As the first step, on 13 February 1999 Leninskiy district court of Sebastopol issued a ruling, where Valeriy Paliy was found guilty in a crime stipulated by Article 185-3 of the Ukrainian code on administrative felonies (disrespect of court). The punishment was ten days of administrative arrest.

Meanwhile a criminal case was started against Andrey Shevchenko, who was accused of attacking a militia officer. The operative and detective activities were carried out by the city prosecutor’s office. At this time the culprit was treated in the city hospital No.1. His relatives were not allowed to see him by militia guards who guarded the ward. Somehow they did not prevent the investigating officer to interrogate the wounded at night without his advocate.

In the course of the court session that considered the case of Paliy it was convincingly proved that the bulk of the materials is falsified, among them the extract from the minutes of the court session where Paliy allegedly demonstrated disrespect to court. It also appeared that the case was not registered in the court office. Valeriy Paliy’s request to have an advocate of his own choice was not satisfied. The court seemed somewhat biased because judge Burchuladze considered the case till late night of 12 February and on the day off of 13 February, which is, perhaps, an unprecedented phenomenon for the Ukrainian judicial system.

Paliy was detained by militiamen at 21:11 hours on 11 February. According to the witnesses and Paliy himself, those who detained him referred to the order issued by general Beloborodov. During the trial Paliy requested to summon Beloborodov as a witness. The request was refused ‘as immaterial’. During two days Paliy was kept in the cooler of the district precinct (with seven other inmates — the cell’s the capacity is four). The detained advocate was kept without sleep and food. The latter is unimportant since Paliy went on hunger strike at the moment of his detainment. On 16 February his health deteriorated to such an extent that motor ambulance was summoned to help him four times. On 17 February Paliy’s advocates managed to meet their client. They insisted on medical expertise, and later Paliy was taken to the same ward of the city hospital, where some time before his client had been kept. The court ruling is still in force: having left the hospital, Paliy must be arrested for the remaining four days.

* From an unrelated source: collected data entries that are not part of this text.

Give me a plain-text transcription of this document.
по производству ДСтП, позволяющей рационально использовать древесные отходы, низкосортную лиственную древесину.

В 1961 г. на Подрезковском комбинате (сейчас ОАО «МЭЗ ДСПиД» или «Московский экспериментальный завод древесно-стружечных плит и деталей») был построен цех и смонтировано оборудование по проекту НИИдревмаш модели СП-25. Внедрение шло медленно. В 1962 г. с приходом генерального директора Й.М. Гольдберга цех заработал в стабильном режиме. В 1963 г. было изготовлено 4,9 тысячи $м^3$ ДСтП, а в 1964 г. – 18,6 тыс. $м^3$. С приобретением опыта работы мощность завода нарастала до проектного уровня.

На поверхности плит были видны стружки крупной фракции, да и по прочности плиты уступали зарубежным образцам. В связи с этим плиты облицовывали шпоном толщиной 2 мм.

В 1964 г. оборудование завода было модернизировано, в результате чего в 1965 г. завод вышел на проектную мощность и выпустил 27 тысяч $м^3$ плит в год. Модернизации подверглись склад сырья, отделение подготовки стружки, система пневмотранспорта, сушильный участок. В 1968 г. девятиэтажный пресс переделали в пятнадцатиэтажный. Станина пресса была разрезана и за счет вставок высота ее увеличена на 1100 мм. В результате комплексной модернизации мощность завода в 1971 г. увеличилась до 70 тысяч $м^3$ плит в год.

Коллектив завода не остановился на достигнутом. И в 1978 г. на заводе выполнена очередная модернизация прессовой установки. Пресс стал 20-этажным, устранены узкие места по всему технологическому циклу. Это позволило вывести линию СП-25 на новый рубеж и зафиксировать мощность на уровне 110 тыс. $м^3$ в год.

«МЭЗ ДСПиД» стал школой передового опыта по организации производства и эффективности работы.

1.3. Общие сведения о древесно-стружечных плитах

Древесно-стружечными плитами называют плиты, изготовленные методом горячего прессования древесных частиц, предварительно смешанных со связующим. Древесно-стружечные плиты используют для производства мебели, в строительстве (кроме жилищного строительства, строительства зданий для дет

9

Paliy says that he has been warned that he will have ‘troubles’ with law-enforcing agencies. Sebastopol militia started to gather information against him without opening the operating file, thus violating the law on the ODA. Some top brass form Sebastopol militia phoned to the author of this note and asked for the information of all participants of the picket, which was organized by the Sebastopol human rights protection group. My refusal astonished the investigator.

Advocates of the city held a meeting where they unanimously condemned the actions of the Sebastopol militia and court. Many speakers gave examples from their own practice, when militia exerted pressure on the advocates in connection with their professional activities. The behavior of the local mass media is rather characteristic. They are silent about the events connected with Paliy’s arrest. In private conversations some newsmen say that Sebastopol advocates are too weak, and it is not worthwhile to quarrel with militia because of them. Others confess that they are afraid of militia and ask pay for the fear.

Now the Ukrainian militia is very active, purging the local authorities in the Crimea. They declare that they are capable of fighting efficiently with any forms of crime at any level. It would be grand if they could fight the crime within militia on the general’s level.